Velocity Reviews - Computer Hardware Reviews

Velocity Reviews > Newsgroups > Programming > Perl > Perl Misc > Interpolation of qr-regexes containing backreferences

Reply
Thread Tools

Interpolation of qr-regexes containing backreferences

 
 
Haakon Riiser
Guest
Posts: n/a
 
      01-22-2004
I just noticed that backreferences in qr-regexes behave differently
from what I expected when they are interpolated into a new regex.
I expected that the meaning of the backreference shouldn't change
when interpolated into a new regex.
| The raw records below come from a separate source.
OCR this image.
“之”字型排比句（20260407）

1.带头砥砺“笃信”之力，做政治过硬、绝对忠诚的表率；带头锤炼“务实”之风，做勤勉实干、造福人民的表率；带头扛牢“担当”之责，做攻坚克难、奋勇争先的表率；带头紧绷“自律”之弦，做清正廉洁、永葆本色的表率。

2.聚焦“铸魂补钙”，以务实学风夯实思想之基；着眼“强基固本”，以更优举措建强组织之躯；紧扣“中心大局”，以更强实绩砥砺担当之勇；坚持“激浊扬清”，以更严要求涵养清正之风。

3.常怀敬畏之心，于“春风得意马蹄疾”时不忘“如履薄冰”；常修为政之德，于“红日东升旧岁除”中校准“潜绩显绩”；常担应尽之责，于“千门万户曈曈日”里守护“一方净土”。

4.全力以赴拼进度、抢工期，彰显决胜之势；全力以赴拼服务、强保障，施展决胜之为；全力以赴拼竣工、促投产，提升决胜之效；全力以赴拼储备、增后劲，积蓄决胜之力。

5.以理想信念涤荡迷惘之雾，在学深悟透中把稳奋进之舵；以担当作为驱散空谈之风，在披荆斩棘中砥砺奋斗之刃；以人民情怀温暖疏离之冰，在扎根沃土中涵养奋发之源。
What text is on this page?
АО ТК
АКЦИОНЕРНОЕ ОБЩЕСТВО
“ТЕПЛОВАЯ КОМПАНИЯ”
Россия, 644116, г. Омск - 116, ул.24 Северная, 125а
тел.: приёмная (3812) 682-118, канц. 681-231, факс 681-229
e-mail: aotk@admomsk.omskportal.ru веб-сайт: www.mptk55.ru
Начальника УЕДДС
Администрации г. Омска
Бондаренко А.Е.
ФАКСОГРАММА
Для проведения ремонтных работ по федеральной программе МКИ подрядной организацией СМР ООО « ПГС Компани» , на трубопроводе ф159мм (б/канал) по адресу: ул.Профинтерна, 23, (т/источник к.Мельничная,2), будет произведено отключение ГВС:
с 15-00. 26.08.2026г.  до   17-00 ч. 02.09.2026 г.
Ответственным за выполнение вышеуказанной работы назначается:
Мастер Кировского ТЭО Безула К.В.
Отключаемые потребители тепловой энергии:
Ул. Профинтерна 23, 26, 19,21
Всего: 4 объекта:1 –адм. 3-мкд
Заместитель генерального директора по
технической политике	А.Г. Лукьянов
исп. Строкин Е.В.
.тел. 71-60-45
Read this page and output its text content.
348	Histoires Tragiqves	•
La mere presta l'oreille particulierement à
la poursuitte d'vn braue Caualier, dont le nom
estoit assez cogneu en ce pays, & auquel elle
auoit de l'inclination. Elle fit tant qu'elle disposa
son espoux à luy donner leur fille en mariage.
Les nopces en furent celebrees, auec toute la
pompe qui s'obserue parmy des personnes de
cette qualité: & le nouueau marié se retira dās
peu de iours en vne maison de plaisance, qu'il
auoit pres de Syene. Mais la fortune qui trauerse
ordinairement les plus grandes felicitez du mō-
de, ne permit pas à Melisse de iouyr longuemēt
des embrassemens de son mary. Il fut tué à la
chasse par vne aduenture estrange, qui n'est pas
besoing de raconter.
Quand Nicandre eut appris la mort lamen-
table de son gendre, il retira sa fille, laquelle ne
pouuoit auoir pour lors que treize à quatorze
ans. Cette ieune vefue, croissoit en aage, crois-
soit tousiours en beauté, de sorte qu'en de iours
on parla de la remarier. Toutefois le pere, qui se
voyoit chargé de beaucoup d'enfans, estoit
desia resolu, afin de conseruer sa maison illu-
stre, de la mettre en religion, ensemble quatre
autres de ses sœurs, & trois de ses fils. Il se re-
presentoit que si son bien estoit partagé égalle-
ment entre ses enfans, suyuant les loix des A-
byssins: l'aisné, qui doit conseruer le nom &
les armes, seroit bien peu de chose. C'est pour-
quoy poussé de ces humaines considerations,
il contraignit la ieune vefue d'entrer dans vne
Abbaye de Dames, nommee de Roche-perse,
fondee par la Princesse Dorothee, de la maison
I.e., one should be able to
do things like:

$re1 = qr{(.)\1};
$re2 = qr{($re1$re1)};

which I would expect to be equivalent to

$re2 = qr{((.)\2(.)\3)};

Perl 5.8.3 instead does this:

$re2 = qr{((.)\1(.)\1)};

I searched for the problem on Google, and found that it has been
known for at least three years. Since it's still here, does that
mean that there's another solution that does not require me to
drop the interpolation and write the entire regex as one big chunk?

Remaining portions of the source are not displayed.